The FTB has been very aggressive in auditing Section 1031 exchanges and disallowing exchanges involving a "drop and swap" or a "swap and drop." The new Board decision should put the brakes on the FTB's aggressive positions which are not consistent with established federal case law in the 1031 exchange area.

This new decision involved a swap and drop. A group of taxpayers sold properties and exchanged into tenancy-in-common interests in a replacement property (the "swap"). As required by their lender, they contributed their individual co-tenancy interests into a single purpose limited liability company seven months after the exchange (the "drop"). The FTB argued that the drop—this planned roll-up into an LLC—disqualified the 1031 exchange.
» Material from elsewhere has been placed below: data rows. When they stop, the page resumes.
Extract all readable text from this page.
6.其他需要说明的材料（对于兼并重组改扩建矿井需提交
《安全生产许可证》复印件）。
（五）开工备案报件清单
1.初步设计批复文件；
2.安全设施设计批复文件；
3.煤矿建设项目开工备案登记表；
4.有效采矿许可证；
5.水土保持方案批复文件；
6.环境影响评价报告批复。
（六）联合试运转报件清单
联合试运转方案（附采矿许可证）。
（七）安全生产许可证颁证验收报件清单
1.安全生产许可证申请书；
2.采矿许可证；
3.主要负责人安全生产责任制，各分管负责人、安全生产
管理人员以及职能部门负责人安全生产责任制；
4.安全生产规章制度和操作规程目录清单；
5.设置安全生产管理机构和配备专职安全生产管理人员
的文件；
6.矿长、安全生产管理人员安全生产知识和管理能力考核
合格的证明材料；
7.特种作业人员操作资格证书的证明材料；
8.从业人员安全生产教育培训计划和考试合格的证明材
Rejecting the arguments of the FTB, the Board held that there was independent significance to the taxpayers' holding the property as co-tenants for seven months. The roll-up of the co-tenancy interests into an LLC was merely a change in the form of ownership which did not disqualify the exchange as the FTB argued.

This decision affects a number of California cases that are currently on appeal. It gives taxpayers and their advisors reason to cheer and will hopefully bring California more in line with the approach which the IRS and federal courts have taken on 1031 exchanges.

DISCLAIMER: Because of the generality of this update, the information provided herein may not be applicable in all situations and should not be acted upon without specific legal advice based on particular situations.